Chair Force Engineer

Thursday, May 10, 2007


Direct Launcher is back in action.

After taking some lumps from NASA's Doug Stanley back in December, the Direct Launcher proposal has been updated. Version 2 is now online at the Direct Launcher website.

The revised proposal was the product of a small but dedicated team, combining the efforts of the original DIRECT team plus TeamVision. The resulting launch vehicle is named "Jupiter" and comes in several variants. Important revisions to Jupiter include:
--The tried-and-true RS-68 (in quantities of two or three) provides the first stage propulsion, instead of a regen-cooled variant that doesn't yet exist. The change is more consistent with the DIRECT philosophy of "Let's use what we have today instead of reinventing the wheel."
--The Earth Departure Stage is defined in greater detail, using two near-term J-2XD engines instead of the definitive J-2X.
--The new architecture allows for the Orion service module to perform the LOI burn instead of the LSAM. This is a more efficient use of system mass than NASA's baseline.
--As more confidence is established after several lunar sorties, DIRECT can evolve into an LOR-LOR architecture instead of EOR-LOR.

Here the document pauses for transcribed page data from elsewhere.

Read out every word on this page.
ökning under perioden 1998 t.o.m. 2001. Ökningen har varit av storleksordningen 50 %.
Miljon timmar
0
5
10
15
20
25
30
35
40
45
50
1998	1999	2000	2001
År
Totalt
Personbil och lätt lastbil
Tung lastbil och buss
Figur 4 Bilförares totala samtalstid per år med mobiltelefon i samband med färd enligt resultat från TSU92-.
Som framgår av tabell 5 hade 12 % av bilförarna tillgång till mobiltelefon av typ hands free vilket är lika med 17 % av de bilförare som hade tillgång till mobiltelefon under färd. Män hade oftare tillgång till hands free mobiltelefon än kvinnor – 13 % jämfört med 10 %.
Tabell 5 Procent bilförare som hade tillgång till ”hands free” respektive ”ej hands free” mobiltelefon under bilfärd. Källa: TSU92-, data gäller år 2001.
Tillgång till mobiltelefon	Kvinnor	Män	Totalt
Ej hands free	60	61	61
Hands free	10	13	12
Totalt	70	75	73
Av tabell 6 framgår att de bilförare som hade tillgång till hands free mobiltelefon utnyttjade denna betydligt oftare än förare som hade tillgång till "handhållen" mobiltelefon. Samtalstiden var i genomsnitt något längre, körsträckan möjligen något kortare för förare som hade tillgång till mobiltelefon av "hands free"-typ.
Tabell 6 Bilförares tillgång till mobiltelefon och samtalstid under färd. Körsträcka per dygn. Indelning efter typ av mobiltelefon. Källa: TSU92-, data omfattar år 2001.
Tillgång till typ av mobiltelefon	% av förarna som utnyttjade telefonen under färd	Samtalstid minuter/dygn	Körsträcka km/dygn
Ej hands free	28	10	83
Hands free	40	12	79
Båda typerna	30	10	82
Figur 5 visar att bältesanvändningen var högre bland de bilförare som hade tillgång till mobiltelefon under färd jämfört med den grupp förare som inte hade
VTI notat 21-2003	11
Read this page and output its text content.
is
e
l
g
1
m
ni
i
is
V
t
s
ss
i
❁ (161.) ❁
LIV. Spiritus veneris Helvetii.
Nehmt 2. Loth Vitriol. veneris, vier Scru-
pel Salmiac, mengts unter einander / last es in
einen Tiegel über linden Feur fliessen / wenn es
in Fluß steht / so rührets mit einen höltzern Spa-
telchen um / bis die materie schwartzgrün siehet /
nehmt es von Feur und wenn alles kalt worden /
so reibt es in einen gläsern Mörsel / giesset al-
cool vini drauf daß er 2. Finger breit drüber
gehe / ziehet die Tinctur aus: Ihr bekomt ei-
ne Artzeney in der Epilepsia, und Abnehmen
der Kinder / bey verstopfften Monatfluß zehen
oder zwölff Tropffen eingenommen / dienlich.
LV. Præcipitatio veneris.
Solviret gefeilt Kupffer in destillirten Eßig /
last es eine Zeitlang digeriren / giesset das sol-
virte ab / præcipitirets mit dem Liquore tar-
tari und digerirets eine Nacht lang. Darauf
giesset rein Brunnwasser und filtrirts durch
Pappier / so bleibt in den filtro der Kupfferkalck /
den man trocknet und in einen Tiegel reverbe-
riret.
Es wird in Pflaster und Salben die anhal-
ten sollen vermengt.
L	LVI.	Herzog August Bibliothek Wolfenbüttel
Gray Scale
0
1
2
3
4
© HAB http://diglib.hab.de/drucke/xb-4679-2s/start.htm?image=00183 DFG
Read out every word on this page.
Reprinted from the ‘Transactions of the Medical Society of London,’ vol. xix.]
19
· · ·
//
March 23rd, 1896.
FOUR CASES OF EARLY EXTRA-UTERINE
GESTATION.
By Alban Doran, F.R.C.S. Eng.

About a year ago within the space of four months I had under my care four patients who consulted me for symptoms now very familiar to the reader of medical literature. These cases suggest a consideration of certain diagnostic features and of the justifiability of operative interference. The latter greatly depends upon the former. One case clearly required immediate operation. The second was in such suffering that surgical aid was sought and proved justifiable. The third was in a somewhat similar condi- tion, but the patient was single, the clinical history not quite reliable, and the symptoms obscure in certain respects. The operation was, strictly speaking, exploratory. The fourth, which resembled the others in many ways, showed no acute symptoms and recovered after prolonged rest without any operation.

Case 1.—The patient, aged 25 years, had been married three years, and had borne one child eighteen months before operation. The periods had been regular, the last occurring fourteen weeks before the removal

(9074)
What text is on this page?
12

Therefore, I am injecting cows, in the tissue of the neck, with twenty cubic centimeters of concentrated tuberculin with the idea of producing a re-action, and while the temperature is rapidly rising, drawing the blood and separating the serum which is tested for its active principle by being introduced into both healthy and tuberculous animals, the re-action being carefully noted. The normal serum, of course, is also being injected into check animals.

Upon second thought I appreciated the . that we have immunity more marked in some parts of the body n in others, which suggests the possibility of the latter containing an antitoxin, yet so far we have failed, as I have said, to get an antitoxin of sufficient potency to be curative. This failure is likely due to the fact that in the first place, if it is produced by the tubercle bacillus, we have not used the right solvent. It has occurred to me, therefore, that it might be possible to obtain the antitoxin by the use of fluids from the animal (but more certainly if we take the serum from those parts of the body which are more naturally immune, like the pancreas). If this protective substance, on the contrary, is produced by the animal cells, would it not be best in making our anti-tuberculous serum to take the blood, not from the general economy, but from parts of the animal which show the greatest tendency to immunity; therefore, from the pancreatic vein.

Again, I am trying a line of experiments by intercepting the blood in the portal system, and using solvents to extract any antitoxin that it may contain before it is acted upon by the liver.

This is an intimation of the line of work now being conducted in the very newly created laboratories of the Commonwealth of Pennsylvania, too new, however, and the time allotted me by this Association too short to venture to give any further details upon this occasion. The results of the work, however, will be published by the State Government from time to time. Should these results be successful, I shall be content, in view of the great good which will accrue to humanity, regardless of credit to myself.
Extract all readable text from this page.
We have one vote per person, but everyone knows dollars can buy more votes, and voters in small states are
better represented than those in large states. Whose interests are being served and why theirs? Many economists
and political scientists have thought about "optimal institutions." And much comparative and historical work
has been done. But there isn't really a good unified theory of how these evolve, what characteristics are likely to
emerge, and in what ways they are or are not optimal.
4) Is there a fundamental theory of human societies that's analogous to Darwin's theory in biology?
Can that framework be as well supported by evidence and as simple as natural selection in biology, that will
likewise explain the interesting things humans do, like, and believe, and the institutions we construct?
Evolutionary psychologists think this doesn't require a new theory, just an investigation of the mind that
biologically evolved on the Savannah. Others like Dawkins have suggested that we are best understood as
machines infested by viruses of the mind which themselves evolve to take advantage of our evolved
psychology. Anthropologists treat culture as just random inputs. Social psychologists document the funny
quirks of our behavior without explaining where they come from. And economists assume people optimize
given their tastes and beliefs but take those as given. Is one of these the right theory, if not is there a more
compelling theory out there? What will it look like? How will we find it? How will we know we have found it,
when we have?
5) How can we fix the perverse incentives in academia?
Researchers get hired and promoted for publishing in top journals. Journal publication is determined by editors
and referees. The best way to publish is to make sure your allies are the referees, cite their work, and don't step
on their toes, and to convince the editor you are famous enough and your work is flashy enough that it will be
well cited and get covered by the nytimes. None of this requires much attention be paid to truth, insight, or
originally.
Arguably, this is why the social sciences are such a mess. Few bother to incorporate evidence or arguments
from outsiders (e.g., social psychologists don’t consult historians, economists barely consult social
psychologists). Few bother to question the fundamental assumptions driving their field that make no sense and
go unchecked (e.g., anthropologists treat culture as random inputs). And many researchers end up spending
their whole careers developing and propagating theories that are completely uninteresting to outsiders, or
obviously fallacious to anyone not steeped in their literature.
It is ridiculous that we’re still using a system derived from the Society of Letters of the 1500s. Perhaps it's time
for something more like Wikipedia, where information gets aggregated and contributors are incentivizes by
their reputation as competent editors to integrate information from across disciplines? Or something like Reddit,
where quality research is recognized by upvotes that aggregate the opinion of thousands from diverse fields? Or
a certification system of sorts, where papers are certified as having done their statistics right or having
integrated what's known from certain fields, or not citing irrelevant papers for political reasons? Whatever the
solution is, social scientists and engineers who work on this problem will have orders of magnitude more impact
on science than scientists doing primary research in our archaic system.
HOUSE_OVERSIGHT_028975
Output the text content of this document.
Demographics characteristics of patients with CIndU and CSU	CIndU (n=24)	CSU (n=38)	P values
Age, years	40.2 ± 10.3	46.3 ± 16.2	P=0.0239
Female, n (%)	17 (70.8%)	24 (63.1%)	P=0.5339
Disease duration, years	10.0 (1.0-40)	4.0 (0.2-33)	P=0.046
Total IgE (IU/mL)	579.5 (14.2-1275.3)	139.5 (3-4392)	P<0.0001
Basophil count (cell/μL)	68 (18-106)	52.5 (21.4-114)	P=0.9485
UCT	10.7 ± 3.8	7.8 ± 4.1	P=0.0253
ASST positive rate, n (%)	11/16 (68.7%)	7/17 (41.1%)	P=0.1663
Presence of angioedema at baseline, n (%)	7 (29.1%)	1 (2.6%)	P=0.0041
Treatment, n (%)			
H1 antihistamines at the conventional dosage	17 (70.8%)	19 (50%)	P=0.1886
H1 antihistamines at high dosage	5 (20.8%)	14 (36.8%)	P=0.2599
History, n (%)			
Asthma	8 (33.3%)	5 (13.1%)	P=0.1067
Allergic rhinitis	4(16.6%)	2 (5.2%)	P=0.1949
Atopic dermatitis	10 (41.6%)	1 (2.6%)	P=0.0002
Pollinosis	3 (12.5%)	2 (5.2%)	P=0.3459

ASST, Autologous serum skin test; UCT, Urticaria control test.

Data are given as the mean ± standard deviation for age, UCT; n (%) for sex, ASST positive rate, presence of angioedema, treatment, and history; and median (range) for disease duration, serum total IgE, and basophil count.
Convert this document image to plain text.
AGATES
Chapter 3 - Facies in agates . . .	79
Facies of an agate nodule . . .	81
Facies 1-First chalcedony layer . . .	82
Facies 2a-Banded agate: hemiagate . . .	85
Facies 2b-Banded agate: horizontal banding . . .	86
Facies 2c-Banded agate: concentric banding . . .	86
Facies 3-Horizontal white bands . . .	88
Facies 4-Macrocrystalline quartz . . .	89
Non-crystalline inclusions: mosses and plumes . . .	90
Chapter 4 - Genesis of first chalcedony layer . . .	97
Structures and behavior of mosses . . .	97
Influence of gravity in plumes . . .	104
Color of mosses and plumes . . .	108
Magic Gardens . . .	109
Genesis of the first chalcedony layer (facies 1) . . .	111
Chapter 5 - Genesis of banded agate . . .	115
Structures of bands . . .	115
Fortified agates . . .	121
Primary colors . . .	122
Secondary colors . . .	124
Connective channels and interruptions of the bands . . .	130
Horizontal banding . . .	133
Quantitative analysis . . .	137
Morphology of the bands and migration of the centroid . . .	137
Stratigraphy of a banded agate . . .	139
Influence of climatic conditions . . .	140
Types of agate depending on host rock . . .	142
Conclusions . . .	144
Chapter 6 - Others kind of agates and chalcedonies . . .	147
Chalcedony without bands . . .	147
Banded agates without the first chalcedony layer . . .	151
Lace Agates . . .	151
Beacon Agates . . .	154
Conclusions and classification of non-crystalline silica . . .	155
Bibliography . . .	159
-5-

The important thing to remember is that DIRECT is the guiding approach/philosophy, while Jupiter is the family of launch vehicles. Noting that this is a family of vehicles is important, as Jupiter can evolve with a stretched first stage and five-segment SRB's once more money is available.

The DIRECT V2 proposal is quite short in comparison with DIRECT V1. It reads more like an addendum to the V1 proposal, rather than a stand-alone document. It's important to remember some of the V1 proposal's key points, like the re-use of shuttle launch pads and facilities, and the problems with Ares I that will prevent it from being safe, simple or soon. While some of DIRECT V1's criticisms of Ares were unfounded, it's still true that the Ares I-Orion stack has extremely thin performance margins, and requires multiple burns of the same engine that will be used for the return from lunar orbit.

At the risk of sounding like a cheerleader, DIRECT V2 is the only way that NASA can achieve its goals of going back to the moon "safe, simple & soon" in the current budgetary climate. It's pleasing to Congress because it preserves shuttle jobs/votes, it closes the manned spaceflight gap after the shuttle retires, and it will probably be cheaper to develop than Ares I.